Penghentian sementara perdagangan saham PT Krakatau Steel (Persero) Tbk tersebut dilakukan di Pasar Reguler dan Pasar Tunai.
Tujuannya, jelas Bursa untuk memberikan waktu yang memadai bagi pelaku pasar mempertimbangkan secara matang berdasarkan informasi yang ada dalam setiap pengambilan keputusan investasinya di saham PT Krakatau Steel (Persero) Tbk (KRAS).
“Para pihak yang berkepentingan diharapkan untuk selalu memperhatikan keterbukaan informasi yang disampaikan oleh Perseroan,” imbuh BEI.
Sementara dalam pengumuman 1 Juli, BEI mengumumkan membuka kembali perdagangan sahaam KRAS mulai sesi I tanggal 2 Juli 2025.
Sejak awal tahun hingga 3 Juli pukul 10.00 WIB, harga saham KRAS sudah melonjak 156,6% ke level Rp272 per saham.
Pada 25 Juni lalu, KRAS baru saja mengelar Rapat Umum Pemegang Saham Tahunan (RUPST).

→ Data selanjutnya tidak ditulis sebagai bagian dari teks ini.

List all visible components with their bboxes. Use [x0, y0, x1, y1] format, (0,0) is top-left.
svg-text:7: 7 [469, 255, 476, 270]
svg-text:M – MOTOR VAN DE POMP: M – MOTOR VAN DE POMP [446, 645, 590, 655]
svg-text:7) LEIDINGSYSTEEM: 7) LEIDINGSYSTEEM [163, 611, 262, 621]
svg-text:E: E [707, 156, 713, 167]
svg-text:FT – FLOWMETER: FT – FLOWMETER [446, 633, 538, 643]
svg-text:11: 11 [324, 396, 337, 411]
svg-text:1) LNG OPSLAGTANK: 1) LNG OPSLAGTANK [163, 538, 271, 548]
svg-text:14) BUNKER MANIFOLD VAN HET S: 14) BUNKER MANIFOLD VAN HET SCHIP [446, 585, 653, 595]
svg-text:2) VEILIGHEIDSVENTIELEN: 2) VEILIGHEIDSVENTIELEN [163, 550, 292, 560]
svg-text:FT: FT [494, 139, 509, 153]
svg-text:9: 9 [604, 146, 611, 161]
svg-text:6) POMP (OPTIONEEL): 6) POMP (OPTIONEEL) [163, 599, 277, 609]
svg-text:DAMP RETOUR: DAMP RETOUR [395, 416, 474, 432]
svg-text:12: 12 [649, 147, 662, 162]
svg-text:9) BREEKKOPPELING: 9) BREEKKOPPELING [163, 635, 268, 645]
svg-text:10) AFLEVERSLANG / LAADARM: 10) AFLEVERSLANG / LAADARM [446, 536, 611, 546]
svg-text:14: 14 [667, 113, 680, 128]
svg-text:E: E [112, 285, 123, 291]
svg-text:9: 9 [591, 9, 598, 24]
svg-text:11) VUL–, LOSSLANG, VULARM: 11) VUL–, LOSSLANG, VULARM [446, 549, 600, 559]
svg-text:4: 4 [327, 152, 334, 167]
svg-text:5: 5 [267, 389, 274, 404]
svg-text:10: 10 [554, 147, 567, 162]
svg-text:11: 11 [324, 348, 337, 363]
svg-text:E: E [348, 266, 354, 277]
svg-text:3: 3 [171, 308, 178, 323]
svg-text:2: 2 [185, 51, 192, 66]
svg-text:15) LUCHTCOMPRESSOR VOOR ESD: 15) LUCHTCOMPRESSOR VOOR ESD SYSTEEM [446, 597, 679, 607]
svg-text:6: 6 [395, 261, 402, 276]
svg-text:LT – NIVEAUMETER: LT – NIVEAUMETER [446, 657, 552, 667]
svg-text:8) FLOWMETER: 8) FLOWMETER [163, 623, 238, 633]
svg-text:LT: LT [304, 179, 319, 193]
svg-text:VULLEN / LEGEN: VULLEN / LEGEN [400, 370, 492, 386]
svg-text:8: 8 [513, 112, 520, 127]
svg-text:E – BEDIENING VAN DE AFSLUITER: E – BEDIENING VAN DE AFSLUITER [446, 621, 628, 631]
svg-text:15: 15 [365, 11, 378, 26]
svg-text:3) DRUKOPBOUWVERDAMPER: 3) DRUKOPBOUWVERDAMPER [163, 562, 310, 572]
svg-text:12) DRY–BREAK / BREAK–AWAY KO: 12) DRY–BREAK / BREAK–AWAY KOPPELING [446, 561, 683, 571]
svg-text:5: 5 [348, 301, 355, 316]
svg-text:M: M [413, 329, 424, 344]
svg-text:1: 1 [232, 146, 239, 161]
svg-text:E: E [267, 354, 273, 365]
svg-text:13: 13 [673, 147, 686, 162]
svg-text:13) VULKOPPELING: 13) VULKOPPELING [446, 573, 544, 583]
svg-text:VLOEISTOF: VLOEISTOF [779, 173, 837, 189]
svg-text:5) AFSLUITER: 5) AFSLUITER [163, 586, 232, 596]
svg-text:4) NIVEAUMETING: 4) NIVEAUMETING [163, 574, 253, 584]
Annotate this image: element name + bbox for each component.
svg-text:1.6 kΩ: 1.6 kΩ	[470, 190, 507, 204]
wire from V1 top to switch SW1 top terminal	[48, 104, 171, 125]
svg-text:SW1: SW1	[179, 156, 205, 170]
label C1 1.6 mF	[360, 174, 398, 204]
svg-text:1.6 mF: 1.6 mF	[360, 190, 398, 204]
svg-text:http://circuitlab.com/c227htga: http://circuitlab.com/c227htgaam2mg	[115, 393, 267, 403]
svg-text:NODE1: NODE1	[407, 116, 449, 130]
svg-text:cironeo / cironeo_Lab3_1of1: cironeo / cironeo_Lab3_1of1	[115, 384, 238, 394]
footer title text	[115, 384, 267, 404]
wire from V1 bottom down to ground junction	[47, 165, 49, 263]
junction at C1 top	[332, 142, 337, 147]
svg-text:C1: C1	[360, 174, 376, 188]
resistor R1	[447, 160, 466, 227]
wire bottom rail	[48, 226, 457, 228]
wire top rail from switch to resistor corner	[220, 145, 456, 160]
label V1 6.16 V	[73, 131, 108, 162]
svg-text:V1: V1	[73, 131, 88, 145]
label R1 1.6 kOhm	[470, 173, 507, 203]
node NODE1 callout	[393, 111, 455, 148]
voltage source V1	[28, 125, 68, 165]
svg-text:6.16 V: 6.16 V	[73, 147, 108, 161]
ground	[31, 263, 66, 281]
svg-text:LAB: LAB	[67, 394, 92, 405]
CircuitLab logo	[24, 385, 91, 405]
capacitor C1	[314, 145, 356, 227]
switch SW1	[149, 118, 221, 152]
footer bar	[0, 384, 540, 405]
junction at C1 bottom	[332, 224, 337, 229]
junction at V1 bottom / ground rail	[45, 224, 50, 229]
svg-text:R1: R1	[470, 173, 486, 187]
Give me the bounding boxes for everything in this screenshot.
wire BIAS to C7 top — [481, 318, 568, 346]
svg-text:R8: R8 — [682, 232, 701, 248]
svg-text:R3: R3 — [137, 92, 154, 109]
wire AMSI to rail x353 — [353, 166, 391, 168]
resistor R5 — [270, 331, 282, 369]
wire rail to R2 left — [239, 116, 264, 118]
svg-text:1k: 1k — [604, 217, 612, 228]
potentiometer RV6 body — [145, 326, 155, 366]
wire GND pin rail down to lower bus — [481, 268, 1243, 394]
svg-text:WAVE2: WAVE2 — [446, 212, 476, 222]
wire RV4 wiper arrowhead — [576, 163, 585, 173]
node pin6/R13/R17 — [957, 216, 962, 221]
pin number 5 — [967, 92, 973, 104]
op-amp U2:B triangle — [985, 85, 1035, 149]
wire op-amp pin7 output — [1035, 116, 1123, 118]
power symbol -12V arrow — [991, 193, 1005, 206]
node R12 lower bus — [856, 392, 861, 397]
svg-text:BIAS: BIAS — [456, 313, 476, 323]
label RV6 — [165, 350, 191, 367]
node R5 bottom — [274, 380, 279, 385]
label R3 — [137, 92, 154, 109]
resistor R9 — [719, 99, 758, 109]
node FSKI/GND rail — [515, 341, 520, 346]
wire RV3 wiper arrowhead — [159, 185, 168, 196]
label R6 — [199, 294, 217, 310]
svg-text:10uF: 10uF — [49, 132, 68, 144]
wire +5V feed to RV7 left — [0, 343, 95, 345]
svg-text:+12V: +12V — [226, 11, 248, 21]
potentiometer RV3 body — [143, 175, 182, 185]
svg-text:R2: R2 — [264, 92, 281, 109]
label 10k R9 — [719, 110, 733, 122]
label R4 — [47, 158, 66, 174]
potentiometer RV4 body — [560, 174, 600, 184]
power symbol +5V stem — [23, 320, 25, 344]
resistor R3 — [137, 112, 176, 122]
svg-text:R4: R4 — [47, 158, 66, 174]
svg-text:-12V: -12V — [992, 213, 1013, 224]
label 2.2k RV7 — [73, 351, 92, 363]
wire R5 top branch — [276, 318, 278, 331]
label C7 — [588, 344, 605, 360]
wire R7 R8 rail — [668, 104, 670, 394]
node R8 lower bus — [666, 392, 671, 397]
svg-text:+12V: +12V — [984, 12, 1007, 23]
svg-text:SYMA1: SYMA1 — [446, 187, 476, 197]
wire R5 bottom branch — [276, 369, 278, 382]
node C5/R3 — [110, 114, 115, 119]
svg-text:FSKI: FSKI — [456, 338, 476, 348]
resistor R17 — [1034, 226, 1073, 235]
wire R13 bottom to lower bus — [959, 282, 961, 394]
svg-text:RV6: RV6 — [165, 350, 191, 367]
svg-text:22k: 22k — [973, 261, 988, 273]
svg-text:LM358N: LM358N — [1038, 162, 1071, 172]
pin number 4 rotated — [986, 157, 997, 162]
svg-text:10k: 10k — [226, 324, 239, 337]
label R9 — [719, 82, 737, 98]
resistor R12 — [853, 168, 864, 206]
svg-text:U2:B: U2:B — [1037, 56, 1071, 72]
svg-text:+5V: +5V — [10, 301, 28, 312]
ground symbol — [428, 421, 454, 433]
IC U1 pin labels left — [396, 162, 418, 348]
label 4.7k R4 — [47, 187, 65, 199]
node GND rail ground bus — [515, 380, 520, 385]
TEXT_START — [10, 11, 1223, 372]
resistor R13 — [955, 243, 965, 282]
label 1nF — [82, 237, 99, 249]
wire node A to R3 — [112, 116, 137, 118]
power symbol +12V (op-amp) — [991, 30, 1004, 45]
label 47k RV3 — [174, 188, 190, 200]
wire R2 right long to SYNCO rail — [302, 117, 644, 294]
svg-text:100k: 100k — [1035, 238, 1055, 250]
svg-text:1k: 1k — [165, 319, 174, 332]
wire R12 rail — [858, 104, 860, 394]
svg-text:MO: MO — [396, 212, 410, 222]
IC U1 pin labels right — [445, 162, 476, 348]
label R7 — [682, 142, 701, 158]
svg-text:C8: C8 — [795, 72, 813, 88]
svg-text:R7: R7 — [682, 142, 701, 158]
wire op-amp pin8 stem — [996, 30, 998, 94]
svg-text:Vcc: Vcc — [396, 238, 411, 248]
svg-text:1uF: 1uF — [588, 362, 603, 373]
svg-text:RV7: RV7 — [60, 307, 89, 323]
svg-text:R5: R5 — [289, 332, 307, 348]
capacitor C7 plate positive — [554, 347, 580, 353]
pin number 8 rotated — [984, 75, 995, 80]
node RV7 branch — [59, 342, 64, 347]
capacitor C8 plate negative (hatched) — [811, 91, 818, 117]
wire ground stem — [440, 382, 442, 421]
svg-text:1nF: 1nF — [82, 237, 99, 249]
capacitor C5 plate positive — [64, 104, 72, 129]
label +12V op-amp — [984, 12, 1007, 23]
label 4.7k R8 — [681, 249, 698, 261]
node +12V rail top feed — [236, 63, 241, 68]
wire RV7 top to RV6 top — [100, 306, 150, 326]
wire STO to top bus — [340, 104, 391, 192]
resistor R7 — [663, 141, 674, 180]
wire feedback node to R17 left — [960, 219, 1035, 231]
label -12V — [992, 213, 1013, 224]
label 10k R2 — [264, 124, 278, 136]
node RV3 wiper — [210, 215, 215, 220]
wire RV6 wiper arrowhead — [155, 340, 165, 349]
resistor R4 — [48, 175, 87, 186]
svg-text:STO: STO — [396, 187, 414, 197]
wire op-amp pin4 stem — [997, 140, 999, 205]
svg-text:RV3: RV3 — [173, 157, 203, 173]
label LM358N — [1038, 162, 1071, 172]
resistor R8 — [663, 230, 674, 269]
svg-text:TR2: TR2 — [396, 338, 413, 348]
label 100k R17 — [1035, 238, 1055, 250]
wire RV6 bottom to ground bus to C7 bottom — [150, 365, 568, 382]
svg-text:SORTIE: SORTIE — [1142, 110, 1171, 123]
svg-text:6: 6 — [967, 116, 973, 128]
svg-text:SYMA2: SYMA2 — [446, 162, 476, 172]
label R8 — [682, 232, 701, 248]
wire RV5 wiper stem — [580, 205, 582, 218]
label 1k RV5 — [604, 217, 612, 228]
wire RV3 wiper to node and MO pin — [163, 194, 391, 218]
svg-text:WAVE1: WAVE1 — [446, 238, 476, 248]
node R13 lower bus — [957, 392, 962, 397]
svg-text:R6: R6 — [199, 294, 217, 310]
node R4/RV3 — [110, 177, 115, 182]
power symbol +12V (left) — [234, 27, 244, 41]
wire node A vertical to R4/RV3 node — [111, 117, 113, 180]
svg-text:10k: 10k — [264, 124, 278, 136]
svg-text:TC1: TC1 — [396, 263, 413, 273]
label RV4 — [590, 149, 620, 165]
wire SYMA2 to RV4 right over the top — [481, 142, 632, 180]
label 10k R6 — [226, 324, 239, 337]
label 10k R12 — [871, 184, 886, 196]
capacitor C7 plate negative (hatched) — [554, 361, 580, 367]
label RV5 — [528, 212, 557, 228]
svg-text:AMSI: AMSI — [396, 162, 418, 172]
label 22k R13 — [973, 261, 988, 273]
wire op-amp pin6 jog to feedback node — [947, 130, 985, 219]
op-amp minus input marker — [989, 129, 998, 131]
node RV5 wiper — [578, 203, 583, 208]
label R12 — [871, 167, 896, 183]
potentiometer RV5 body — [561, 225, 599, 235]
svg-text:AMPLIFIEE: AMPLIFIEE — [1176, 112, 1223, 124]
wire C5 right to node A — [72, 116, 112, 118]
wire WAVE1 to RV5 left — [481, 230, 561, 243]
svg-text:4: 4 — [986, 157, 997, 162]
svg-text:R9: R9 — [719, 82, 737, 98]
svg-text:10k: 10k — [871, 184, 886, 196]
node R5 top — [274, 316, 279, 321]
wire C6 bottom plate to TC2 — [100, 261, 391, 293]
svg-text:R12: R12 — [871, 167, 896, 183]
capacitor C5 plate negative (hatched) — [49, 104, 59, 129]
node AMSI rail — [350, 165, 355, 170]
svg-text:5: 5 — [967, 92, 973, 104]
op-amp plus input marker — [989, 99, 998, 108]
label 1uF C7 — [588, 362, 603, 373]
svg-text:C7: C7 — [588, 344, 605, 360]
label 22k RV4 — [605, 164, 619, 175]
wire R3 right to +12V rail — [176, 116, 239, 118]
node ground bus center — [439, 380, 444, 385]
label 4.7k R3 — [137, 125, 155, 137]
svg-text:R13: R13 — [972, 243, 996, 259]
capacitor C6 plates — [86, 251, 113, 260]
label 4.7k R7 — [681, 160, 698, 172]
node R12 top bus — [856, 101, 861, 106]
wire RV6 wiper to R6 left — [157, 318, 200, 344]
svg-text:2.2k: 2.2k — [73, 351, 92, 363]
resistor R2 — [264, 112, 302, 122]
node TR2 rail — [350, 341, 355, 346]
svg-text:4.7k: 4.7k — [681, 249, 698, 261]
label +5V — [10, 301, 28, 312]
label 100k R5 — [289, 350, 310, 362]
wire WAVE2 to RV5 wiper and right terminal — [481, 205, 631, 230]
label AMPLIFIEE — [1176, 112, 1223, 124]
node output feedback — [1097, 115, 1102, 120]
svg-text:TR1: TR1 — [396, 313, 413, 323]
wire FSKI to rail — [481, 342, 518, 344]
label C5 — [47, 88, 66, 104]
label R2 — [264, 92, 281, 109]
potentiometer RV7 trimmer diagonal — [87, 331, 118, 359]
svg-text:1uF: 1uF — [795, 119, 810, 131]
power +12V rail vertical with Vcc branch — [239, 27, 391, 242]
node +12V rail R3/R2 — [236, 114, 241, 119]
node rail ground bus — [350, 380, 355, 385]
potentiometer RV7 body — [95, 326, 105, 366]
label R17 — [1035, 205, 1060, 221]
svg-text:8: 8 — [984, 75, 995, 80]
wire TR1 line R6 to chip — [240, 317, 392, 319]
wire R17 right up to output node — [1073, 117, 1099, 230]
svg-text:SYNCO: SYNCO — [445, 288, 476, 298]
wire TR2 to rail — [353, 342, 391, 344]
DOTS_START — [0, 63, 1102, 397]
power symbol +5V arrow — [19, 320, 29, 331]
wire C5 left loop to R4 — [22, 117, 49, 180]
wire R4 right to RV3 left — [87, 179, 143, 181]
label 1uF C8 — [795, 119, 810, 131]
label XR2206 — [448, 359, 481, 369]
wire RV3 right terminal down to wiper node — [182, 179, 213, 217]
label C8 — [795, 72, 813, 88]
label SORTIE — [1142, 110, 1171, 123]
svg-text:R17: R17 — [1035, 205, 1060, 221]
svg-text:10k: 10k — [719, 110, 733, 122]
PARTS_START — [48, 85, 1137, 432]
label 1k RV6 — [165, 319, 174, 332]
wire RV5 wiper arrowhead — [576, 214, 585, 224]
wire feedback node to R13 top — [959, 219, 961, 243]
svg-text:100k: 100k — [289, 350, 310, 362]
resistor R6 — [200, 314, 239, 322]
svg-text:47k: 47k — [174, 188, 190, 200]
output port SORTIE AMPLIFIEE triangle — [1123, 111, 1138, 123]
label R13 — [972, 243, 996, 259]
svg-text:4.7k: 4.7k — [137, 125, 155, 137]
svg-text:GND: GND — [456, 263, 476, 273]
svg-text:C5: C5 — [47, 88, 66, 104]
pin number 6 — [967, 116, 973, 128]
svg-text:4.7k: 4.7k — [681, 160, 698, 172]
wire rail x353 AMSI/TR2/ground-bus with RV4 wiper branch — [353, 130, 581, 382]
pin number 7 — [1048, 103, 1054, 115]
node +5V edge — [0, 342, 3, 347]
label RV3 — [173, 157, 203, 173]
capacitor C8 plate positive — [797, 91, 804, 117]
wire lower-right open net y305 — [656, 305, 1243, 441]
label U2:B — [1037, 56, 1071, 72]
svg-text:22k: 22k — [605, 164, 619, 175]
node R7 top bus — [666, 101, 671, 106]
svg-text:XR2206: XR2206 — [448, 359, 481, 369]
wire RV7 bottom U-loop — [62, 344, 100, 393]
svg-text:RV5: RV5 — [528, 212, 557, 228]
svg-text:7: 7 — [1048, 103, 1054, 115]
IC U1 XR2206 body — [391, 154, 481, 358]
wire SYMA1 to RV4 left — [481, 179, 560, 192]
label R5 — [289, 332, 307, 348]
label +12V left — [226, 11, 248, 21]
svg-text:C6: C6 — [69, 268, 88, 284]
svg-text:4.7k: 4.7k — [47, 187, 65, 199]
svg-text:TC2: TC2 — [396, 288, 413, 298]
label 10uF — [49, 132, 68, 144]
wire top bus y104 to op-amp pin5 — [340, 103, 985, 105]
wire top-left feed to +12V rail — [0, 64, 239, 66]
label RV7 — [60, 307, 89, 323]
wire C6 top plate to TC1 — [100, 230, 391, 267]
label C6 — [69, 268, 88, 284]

Dalam RUPST itu, manajemen optimistis kinerja makin membaik setelah menjadi bagian dari Badan Pengelola Investasi (BPI) Danantara.
Hadir dalam RUPST itu adalah perwakilan PT Danantara Asset Management (Persero) sebagai pemegang saham Seri B dan Kementerian BUMN RI sebagai pemegang saham seri A Dwiwarna.
“Ke depan kami berharap kinerja Krakatau Steel semakin membaik terutama setelah berada di bawah Badan Pengelola Investasi (BPI) Danantara di mana peran BPI Danantara akan menjadi semakin penting mengingat target pembangunan industri baja nasional mencapai 100 juta ton pada 2045,” ujar Direktur Utama Krakatau Steel Akbar Djohan.
Berdasarkan laporan keuangan tahun buku 2024 yang sudah diaudit, Krakatau Steel mencatatkan pendapatan sebesar US$ 954,59 juta atau setara dengan Rp15,42 triliun.
“Sepanjang tahun 2024 kami berupaya mempertahankan kinerja dan mencatatkan EBITDA positif senilai US$ 6,63 juta atau setara dengan Rp107,17 miliar,” jelas Akbar Djohan.
Sepanjang tahun 2024, Krakatau Steel mampu menjaga arus kas positif yang diperoleh dari aktivitas operasi sebesar US$ 88,15 juta atau setara Rp1,42 triliun dan total aset per 31 Desember 2024 tercatat senilai US$ 2,89 miliar atau setara Rp46,77 triliun, naik sebesar 1,59% dibandingkan periode Tahun Buku 2023.
Akbar menyatakan bahwa Krakatau Steel mempunyai mimpi besar agar Indonesia menjadi negara industri maju pada 2045. Oleh karena itu, kehadiran negara di sektor-sektor strategis seperti baja tidak terhindarkan. Negara tidak cukup hanya menjadi regulator atau pemberi insentif. Dalam konteks ini BPI Danantara menjadi aktor utama yang mengarahkan, mengendalikan, dan menjamin keberlanjutan pembangunan industrinya.
“Dukungan Danantara sangat penting bagi Krakatau Steel baik penguatan struktur permodalan hingga fasilitasi integrasi hulu-hilir— mulai dari penguasaan sumber daya bahan baku hingga pengembangan produk yang bernilai tambah,” tegas Akbar.